The deadly MERS-CoV virus has spread to a third U.S. citizen and officials believe the man was infected while in the U.S.
Learn more about the history of the outbreak.
Officials from the U.S. Centers for Disease Control believe an Illinois man likely contracted the disease from an Indiana man, who became infected with the disease while working as a health care worker in Saudi Arabia. CDC officials said the two men met on two occasions before the original patient was found to be infected with MERS Co-V.
According to the CDC, the Illinois man did not develop any symptoms of the disease and didn't seek medical treatment.

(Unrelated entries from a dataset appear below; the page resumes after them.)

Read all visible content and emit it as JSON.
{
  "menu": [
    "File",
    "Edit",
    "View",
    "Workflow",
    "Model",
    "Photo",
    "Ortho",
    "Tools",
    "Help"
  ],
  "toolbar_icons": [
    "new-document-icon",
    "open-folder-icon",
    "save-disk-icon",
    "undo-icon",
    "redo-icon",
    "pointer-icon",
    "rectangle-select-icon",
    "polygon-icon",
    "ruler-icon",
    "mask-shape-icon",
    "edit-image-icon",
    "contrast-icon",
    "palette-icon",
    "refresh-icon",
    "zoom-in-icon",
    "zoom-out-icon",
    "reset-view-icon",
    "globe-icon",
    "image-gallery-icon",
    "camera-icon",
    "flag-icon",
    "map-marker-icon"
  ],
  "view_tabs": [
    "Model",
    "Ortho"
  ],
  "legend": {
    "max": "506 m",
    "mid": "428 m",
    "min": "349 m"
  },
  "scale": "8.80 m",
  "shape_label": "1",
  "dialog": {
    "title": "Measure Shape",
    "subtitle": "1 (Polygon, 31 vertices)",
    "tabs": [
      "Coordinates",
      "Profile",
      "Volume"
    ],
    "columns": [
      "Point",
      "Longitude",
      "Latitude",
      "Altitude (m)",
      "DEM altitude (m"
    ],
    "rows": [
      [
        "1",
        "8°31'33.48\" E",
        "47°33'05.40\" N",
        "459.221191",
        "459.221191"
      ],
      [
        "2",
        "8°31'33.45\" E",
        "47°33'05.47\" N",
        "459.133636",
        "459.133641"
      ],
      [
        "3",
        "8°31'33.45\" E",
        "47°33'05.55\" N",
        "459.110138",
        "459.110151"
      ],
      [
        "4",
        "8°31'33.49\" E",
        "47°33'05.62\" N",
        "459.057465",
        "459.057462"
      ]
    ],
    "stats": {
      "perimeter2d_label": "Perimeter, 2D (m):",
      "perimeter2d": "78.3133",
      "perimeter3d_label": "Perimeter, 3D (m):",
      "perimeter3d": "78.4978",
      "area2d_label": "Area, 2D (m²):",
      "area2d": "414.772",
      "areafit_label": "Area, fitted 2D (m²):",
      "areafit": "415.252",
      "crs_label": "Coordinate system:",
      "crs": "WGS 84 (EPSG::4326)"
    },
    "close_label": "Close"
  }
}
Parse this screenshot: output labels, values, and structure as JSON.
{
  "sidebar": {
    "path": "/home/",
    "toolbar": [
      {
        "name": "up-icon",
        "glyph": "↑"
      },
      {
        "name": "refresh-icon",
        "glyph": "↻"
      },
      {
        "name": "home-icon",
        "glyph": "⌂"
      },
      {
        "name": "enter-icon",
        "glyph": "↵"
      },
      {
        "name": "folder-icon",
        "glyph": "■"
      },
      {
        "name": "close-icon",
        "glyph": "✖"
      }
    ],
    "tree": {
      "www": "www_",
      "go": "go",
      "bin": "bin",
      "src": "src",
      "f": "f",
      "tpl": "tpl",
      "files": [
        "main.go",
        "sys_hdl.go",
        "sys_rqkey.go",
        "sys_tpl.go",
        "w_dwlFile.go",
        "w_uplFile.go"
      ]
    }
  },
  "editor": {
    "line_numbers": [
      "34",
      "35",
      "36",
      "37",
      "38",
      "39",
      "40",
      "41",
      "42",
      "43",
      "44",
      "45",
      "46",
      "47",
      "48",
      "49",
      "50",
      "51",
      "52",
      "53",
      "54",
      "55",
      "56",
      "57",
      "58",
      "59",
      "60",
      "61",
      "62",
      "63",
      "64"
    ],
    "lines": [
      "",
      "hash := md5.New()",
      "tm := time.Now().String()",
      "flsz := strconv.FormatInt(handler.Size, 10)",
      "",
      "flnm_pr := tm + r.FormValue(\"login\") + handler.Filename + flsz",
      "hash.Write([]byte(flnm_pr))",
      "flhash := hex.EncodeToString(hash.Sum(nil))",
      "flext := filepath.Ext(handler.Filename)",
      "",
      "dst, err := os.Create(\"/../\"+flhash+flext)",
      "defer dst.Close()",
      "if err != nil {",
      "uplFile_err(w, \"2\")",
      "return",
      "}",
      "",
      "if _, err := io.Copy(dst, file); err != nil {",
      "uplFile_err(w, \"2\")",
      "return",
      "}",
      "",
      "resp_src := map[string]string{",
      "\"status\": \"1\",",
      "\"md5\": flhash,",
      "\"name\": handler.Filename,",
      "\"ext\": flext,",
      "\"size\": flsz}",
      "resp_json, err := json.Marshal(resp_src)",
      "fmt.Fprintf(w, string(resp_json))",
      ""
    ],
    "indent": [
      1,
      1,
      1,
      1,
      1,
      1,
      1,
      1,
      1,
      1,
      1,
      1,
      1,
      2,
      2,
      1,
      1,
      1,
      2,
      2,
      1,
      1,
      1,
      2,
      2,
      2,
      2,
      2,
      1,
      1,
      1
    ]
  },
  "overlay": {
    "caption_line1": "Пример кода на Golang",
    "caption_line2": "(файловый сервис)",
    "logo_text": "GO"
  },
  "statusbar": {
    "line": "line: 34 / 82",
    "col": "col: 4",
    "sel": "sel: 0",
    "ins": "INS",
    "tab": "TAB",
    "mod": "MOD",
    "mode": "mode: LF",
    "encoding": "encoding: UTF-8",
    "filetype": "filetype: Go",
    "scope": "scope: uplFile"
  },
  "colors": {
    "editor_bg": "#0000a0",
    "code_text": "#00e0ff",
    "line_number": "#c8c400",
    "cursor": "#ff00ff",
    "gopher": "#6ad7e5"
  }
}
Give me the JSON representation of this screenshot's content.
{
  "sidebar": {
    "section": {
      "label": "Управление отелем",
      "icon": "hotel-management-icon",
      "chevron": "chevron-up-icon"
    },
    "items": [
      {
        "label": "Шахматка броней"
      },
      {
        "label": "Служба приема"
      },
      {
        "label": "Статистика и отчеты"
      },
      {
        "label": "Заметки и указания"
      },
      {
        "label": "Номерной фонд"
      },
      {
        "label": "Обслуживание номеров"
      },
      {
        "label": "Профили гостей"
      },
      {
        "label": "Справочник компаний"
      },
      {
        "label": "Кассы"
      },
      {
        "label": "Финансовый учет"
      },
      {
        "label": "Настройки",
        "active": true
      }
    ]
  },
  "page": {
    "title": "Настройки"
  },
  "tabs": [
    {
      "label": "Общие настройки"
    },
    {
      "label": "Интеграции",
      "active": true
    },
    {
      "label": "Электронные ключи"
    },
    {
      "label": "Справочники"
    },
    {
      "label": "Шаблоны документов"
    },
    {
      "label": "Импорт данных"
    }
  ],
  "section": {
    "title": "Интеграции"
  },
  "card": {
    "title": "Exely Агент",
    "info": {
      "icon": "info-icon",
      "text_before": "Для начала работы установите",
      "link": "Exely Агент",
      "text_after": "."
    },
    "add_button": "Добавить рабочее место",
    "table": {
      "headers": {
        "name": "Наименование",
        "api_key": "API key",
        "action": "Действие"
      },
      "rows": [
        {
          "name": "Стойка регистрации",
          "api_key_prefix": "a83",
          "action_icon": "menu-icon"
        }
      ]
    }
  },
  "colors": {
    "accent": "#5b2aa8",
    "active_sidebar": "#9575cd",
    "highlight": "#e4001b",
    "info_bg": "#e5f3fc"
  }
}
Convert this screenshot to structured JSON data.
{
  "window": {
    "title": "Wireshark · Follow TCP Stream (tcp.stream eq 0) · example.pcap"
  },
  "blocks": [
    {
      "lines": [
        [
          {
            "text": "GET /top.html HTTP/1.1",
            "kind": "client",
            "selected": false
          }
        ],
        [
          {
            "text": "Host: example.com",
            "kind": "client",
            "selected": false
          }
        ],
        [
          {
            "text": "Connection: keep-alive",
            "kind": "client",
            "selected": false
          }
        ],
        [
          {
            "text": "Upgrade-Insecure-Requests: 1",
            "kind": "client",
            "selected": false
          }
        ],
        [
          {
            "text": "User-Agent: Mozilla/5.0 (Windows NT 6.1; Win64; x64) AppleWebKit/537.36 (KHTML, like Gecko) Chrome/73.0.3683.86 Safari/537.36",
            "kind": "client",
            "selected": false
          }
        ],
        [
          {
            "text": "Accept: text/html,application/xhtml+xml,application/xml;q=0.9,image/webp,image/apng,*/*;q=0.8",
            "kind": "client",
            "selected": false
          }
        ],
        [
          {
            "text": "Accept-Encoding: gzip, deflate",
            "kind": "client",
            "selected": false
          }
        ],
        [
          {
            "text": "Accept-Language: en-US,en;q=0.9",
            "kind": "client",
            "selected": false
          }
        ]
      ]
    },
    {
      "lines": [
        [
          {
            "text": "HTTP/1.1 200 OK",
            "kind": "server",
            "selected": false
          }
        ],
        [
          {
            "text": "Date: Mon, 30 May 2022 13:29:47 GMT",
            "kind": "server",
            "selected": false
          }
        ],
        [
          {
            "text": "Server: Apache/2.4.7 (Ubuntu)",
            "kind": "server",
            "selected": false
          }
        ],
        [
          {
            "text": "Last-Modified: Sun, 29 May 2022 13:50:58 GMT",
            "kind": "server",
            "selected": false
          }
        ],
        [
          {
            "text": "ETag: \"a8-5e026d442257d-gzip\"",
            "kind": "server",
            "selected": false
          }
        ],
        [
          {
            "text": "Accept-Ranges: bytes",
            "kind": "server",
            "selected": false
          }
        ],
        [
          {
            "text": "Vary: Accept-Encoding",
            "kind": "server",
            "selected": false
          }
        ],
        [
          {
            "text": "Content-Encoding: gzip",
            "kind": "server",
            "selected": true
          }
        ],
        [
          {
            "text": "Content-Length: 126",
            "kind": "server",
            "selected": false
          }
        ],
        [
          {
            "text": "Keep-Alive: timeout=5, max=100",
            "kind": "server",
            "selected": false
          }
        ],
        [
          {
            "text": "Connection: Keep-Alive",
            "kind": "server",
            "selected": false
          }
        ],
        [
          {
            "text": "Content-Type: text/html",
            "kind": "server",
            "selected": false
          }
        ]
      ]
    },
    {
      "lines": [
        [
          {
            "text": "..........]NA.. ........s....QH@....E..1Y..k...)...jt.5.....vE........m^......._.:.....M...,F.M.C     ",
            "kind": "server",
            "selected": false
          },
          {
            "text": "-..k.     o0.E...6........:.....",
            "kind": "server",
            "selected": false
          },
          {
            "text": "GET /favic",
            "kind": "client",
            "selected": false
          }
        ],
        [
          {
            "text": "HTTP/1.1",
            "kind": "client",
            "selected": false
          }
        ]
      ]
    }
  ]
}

"This latest development does not change CDC's current recommendations to prevent the spread of MERS," said Dr. David Swerdlow, who is leading CDC's MERS-CoV response. "It's possible that as the investigation continues others may also test positive for MERS-CoV infection but not get sick."
The newly reported patient actually tested negative for an active MERS infection on May 5, but a follow up blood sample tested on May 16 found that he had antibodies to the virus, suggesting he had been infected with the disease.
In addition to the two men in Illinois and Indiana another man in Florida was found to be infected with the disease, after traveling to Saudi Arabia as a health care provider.
The outbreak of the MERS-CoV virus, which stands for Middle Eastern Respiratory Syndrome Coronavirus, has been concentrated in Saudi Arabia, where it was first reported. According to the CDC as of May 16 the virus has been found in 15 countries and a total of 572 laboratory-confirmed cases have been reported. Of those infected, 173 people have died.
The disease can lead to acute respiratory illness, fever cough and difficulty breathing. The virus spreads from person-to-person though close contact, but might also be transmitted to humans from animals, according to the CDC. There is no known cure or vaccine.